这里的确没有非常现成的实现,我总结了如下几种方案。
方案1:function_score 检索实现
该方案包含了:3.1 小节 检索条件 1 的实现,完整实现如下。
POST appweb/_search
{
"query": {
"bool": {
"must": [
{
"nested": {
"path": "objectList",
"query": {
"match_phrase": {
"objectList.lossStatus": "ENABLE"
}
}
}
},
{
"function_score": {
"query": {
"match_all": {}
},
"functions": [
{
"script_score": {
"script": {
"source": "params._source.containsKey('objectList') && params._source['objectList'] != null && params._source.objectList.size() > 2 ? 2 : 0"
}
}
}
],
"min_score": 1
}
}
]
}
}
}
注意在 script_score 下做了多条件判断:
params._source.containsKey('objectList')
params._source['objectList'] != null
params._source.objectList.size() > 2
官方语法参考:
https://www.elastic.co/guide/en/elasticsearch/reference/8.0/query-dsl-function-score-query.html
https://www.elastic.co/guide/en/elasticsearch/painless/8.0/painless-score-context.html
方案2:funciton_score 检索实现2
POST appweb/_search
{
"query": {
"function_score": {
"query": {
"bool": {
"must": [
{
"nested": {
"path": "objectList",
"query": {
"exists": {
"field": "objectList.customerPersonId"
}
},
"score_mode": "sum"
}
},
{
"nested": {
"path": "objectList",
"query": {
"match_phrase": {
"objectList.lossStatus": "ENABLE"
}
}
}
}
]
}
},
"functions": [
{
"script_score": {
"script": {
"source": "_score >= 3 ? 1 : 0"
}
}
}
],
"boost_mode": "replace"
}
},
"min_score": 1
}
该方式本质是曲线救国
,借助:sum 求和累加评分实现。
实现条件是:存在字段“objectList.customerPersonId”,评分就高。该方式不太容易想到,“可遇而不可求”
。
方案3:runtime_field 运行时字段实现
POST appweb/_search
{
"runtime_mappings": {
"objectList_tmp": {
"type": "keyword",
"script": """
int genre = params['_source']['objectList'].size();
emit(genre.toString());
"""
}
},
"query": {
"bool": {
"must": [
{
"nested": {
"path": "objectList",
"query": {
"match_phrase": {
"objectList.lossStatus": "ENABLE"
}
}
}
},
{
"range": {
"objectList_tmp": {
"gte": 3
}
}
}
]
}
}
}
这是我整合了聚合 + runtime_field 实现的结果,召回结果达到预期且令人满意。
最后发现聚合部分是多余的,删除之。
解读如下:
第一:新加了运行时字段——objectList_tmp,目的:获取 Nested 数组大小。 第二:结合已有 nested 检索组合 bool 检索实现即可。
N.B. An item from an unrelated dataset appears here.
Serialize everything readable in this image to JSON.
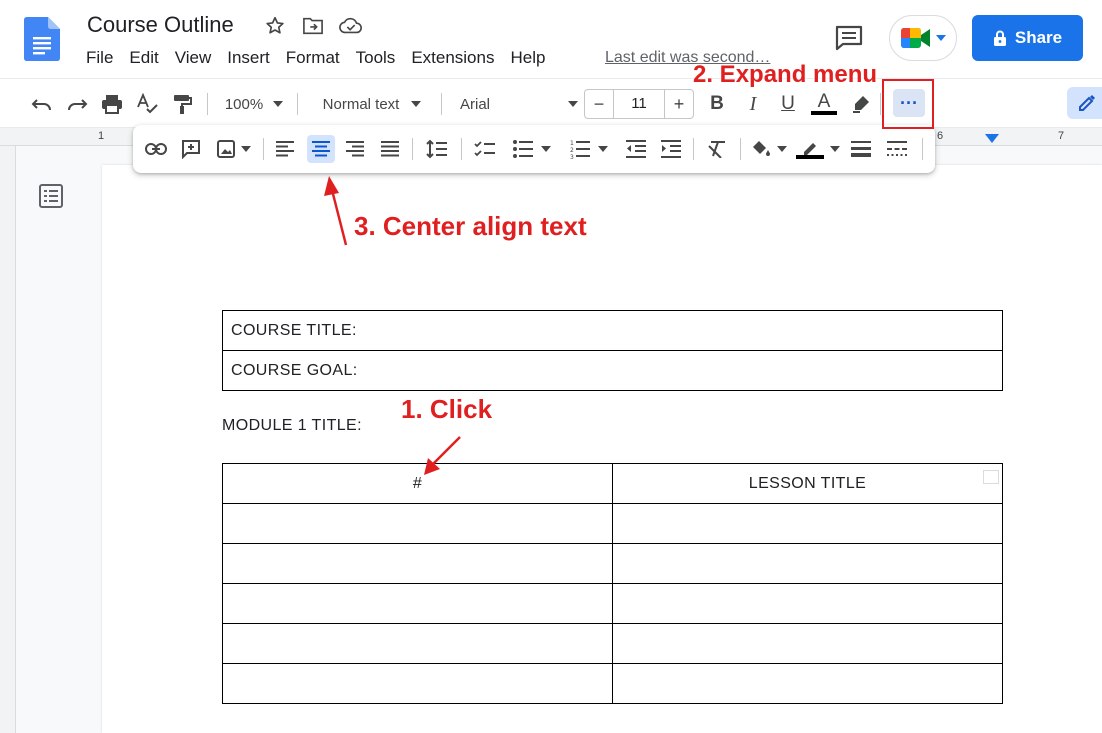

综合对比看,它比下面的方案4更简洁,如果线上环境想不修改数据的前提下使用,推荐此方案。
方案4:聚合实现
GET appweb/_search
{
"size": 0,
"query": {
"nested": {
"path": "objectList",
"query": {
"match_phrase": {
"objectList.lossStatus": "ENABLE"
}
}
}
},
"aggs": {
"counts_aggs": {
"terms": {
"script": "params['_source']['objectList'].size()"
},
"aggs": {
"top_hits_aggs": {
"top_hits": {
"size": 10
}
}
}
}
}
}
对比方案 3,方案 4相对鸡肋和繁冗、复杂。
也更进一步体会:runtime_field 的妙处。
4、换个思路?轻装上阵!
什么思路?之前文章有过解读——空间换时间。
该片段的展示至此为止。